Memory Bandwidth Performance for Modern Machines
- by porgarmingduod
I'm designing a real-time system that occasionally has to duplicate a large amount of memory. The memory consists of non-tiny regions, so I expect the copying performance will be fairly close to the maximum bandwidth the relevant components (CPU, RAM, MB) can do. This led me to wonder what kind of raw memory bandwidth modern commodity machine can muster?
My aging Core2Duo gives me 1.5 GB/s if I use 1 thread to memcpy() (and understandably less if I memcpy() with both cores simultaneously.) While 1.5 GB is a fair amount of data, the real-time application I'm working on will have have something like 1/50th of a second, which means 30 MB. Basically, almost nothing. And perhaps worst of all, as I add multiple cores, I can process a lot more data without any increased performance for the needed duplication step.

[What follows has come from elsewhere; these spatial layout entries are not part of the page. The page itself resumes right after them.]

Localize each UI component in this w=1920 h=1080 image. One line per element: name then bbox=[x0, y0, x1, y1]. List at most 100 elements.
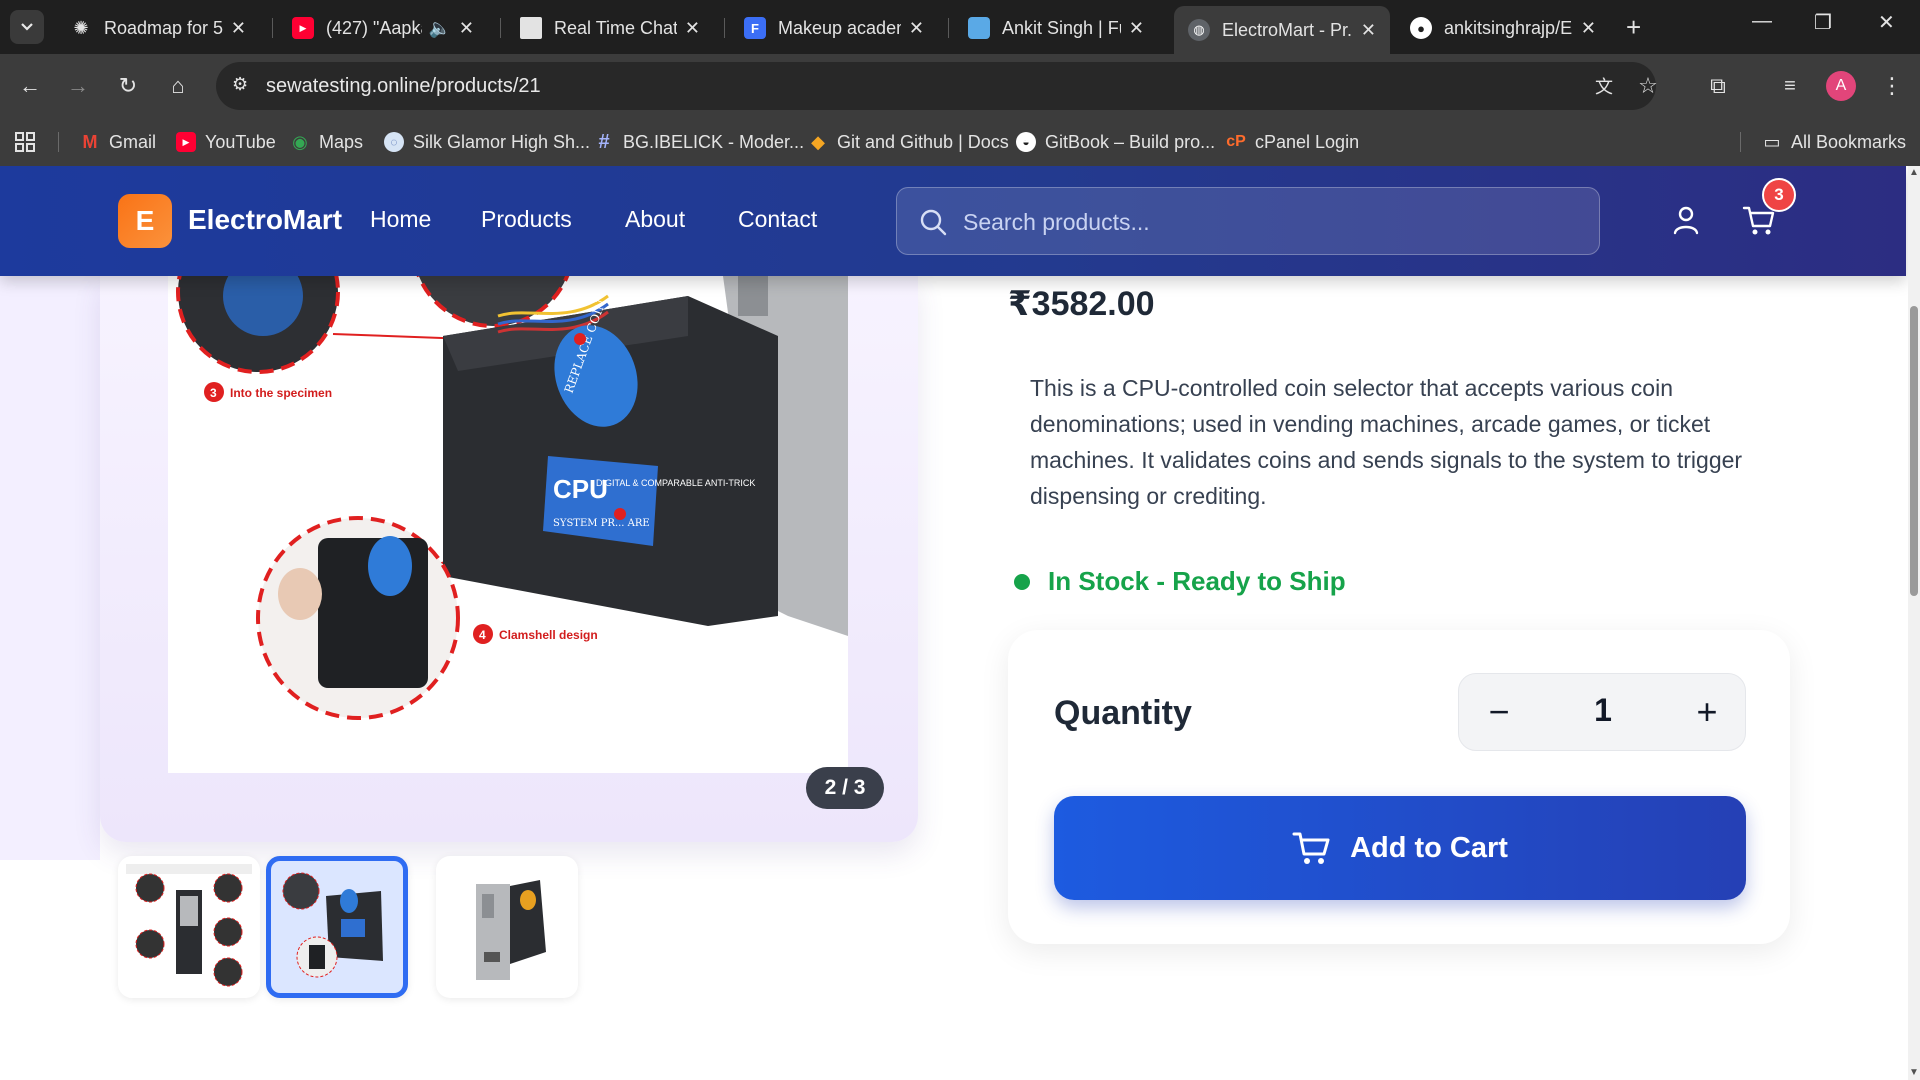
menu-kebab-icon[interactable]: ⋮ bbox=[1876, 70, 1908, 102]
site-info-icon[interactable]: ⚙ bbox=[232, 74, 248, 95]
close-tab-icon[interactable]: ✕ bbox=[685, 18, 700, 39]
youtube-icon: ▶ bbox=[292, 17, 314, 39]
speaker-icon[interactable]: 🔈 bbox=[428, 18, 450, 39]
all-bookmarks-button[interactable]: ▭ All Bookmarks bbox=[1762, 128, 1906, 156]
nav-about[interactable]: About bbox=[625, 206, 685, 233]
maps-pin-icon: ◉ bbox=[292, 131, 308, 152]
logo-badge[interactable]: E bbox=[118, 194, 172, 248]
browser-tab[interactable]: F Makeup academy ... ✕ bbox=[730, 8, 938, 48]
folder-icon: ▭ bbox=[1763, 131, 1781, 152]
search-icon bbox=[920, 209, 947, 236]
step-number: 4 bbox=[479, 628, 486, 642]
coin-slot bbox=[738, 276, 768, 316]
marker-dot bbox=[614, 508, 626, 520]
brand-name[interactable]: ElectroMart bbox=[188, 204, 342, 236]
bookmark-gitbook[interactable]: ◒ GitBook – Build pro... bbox=[1016, 128, 1215, 156]
bookmark-divider bbox=[58, 132, 59, 152]
minimize-icon[interactable]: — bbox=[1752, 10, 1772, 33]
close-tab-icon[interactable]: ✕ bbox=[231, 18, 246, 39]
thumbnail-image bbox=[126, 864, 252, 987]
briefcase-icon bbox=[968, 17, 990, 39]
site-search bbox=[896, 187, 1600, 255]
apps-grid-icon[interactable] bbox=[14, 128, 36, 156]
bookmark-bg-ibelick[interactable]: # BG.IBELICK - Moder... bbox=[594, 128, 804, 156]
background-panel bbox=[0, 276, 100, 860]
close-tab-icon[interactable]: ✕ bbox=[909, 18, 924, 39]
cart-count-badge: 3 bbox=[1762, 178, 1796, 212]
nav-contact[interactable]: Contact bbox=[738, 206, 817, 233]
bookmark-divider bbox=[1740, 132, 1741, 152]
step-3-label: Into the specimen bbox=[230, 386, 332, 400]
user-icon[interactable] bbox=[1670, 204, 1702, 236]
bookmark-star-icon[interactable]: ☆ bbox=[1632, 70, 1664, 102]
gmail-icon: M bbox=[82, 131, 98, 152]
site-header: E ElectroMart Home Products About Contac… bbox=[0, 166, 1906, 276]
nav-home[interactable]: Home bbox=[370, 206, 431, 233]
github-icon: ● bbox=[1410, 17, 1432, 39]
bookmark-cpanel[interactable]: cP cPanel Login bbox=[1226, 128, 1359, 156]
browser-tab[interactable]: Real Time Chat P... ✕ bbox=[506, 8, 714, 48]
add-to-cart-label: Add to Cart bbox=[1350, 831, 1508, 864]
address-bar[interactable]: ⚙ sewatesting.online/products/21 bbox=[216, 62, 1656, 110]
browser-tab[interactable]: ▶ (427) "Aapka ... 🔈 ✕ bbox=[278, 8, 488, 48]
quantity-label: Quantity bbox=[1054, 694, 1192, 732]
profile-avatar[interactable]: A bbox=[1826, 71, 1856, 101]
page-viewport: REPLACE COIN CPU DIGITAL & COMPARABLE AN… bbox=[0, 166, 1920, 1080]
bookmark-silk-glamor[interactable]: ◌ Silk Glamor High Sh... bbox=[384, 128, 590, 156]
tab-search-button[interactable] bbox=[10, 10, 44, 44]
decrement-button[interactable]: − bbox=[1471, 684, 1527, 740]
openai-icon: ✺ bbox=[73, 17, 89, 38]
new-tab-icon[interactable]: + bbox=[1626, 12, 1641, 43]
coin-selector-image: REPLACE COIN CPU DIGITAL & COMPARABLE AN… bbox=[176, 276, 848, 720]
url-text: sewatesting.online/products/21 bbox=[266, 75, 541, 97]
close-tab-icon[interactable]: ✕ bbox=[1581, 18, 1596, 39]
browser-tab[interactable]: Ankit Singh | Full ... ✕ bbox=[954, 8, 1158, 48]
bookmark-gmail[interactable]: M Gmail bbox=[80, 128, 157, 156]
thumbnail-3[interactable] bbox=[436, 856, 578, 998]
forward-icon[interactable]: → bbox=[62, 70, 94, 102]
thumbnail-2[interactable] bbox=[266, 856, 408, 998]
app-icon bbox=[520, 17, 542, 39]
cpu-subtext: DIGITAL & COMPARABLE ANTI-TRICK bbox=[596, 478, 755, 488]
cart-icon bbox=[1292, 832, 1330, 864]
add-to-cart-button[interactable]: Add to Cart bbox=[1054, 796, 1746, 900]
scroll-up-icon[interactable]: ▲ bbox=[1909, 168, 1919, 178]
tab-divider bbox=[500, 18, 501, 38]
thumbnail-image bbox=[282, 872, 383, 978]
scroll-down-icon[interactable]: ▼ bbox=[1909, 1068, 1919, 1078]
bookmark-git-github[interactable]: ◆ Git and Github | Docs bbox=[808, 128, 1009, 156]
restore-icon[interactable]: ❐ bbox=[1814, 10, 1832, 35]
stock-status-text: In Stock - Ready to Ship bbox=[1048, 566, 1346, 596]
thumbnail-1[interactable] bbox=[118, 856, 260, 998]
bookmark-youtube[interactable]: ▶ YouTube bbox=[176, 128, 276, 156]
reload-icon[interactable]: ↻ bbox=[112, 70, 144, 102]
image-counter: 2 / 3 bbox=[806, 767, 884, 809]
browser-tab[interactable]: ● ankitsinghrajp/E... ✕ bbox=[1396, 8, 1610, 48]
close-tab-icon[interactable]: ✕ bbox=[1129, 18, 1144, 39]
browser-tab[interactable]: ✺ Roadmap for 50 ... ✕ bbox=[56, 8, 260, 48]
extensions-icon[interactable]: ⧉ bbox=[1702, 70, 1734, 102]
media-control-icon[interactable]: ≡ bbox=[1774, 70, 1806, 102]
window-close-icon[interactable]: ✕ bbox=[1878, 10, 1895, 35]
increment-button[interactable]: + bbox=[1679, 684, 1735, 740]
translate-icon[interactable]: 文 bbox=[1588, 70, 1620, 102]
back-icon[interactable]: ← bbox=[14, 70, 46, 102]
thumbnail-image bbox=[476, 880, 546, 980]
close-tab-icon[interactable]: ✕ bbox=[1361, 20, 1376, 41]
home-icon[interactable]: ⌂ bbox=[162, 70, 194, 102]
nav-products[interactable]: Products bbox=[481, 206, 572, 233]
bookmark-maps[interactable]: ◉ Maps bbox=[290, 128, 363, 156]
browser-toolbar: ← → ↻ ⌂ ⚙ sewatesting.online/products/21… bbox=[0, 54, 1920, 118]
product-main-image[interactable]: REPLACE COIN CPU DIGITAL & COMPARABLE AN… bbox=[168, 276, 848, 773]
apps-icon bbox=[15, 132, 35, 152]
browser-tab-active[interactable]: ◍ ElectroMart - Pr... ✕ bbox=[1174, 6, 1390, 54]
scroll-thumb[interactable] bbox=[1910, 306, 1918, 596]
step-4-label: Clamshell design bbox=[499, 628, 598, 642]
chevron-down-icon bbox=[21, 23, 33, 31]
browser-tab-bar: ✺ Roadmap for 50 ... ✕ ▶ (427) "Aapka ..… bbox=[0, 0, 1920, 54]
book-icon: ◆ bbox=[811, 131, 825, 152]
close-tab-icon[interactable]: ✕ bbox=[459, 18, 474, 39]
page-scrollbar[interactable]: ▲ ▼ bbox=[1908, 166, 1920, 1080]
product-price: ₹3582.00 bbox=[1008, 285, 1155, 323]
search-input[interactable] bbox=[963, 200, 1563, 244]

But a low-end Core2Due isn't exactly hot stuff these days. Are there any sites with information, such as actual benchmarks, on raw memory bandwidth on current and near-future hardware?
Furthermore, for duplicating large amounts of data in memory, are there any shortcuts, or is memcpy() as good as it will get?
Given a bunch of cores with nothing to do but duplicate as much memory as possible in a short amount of time, what's the best I can do?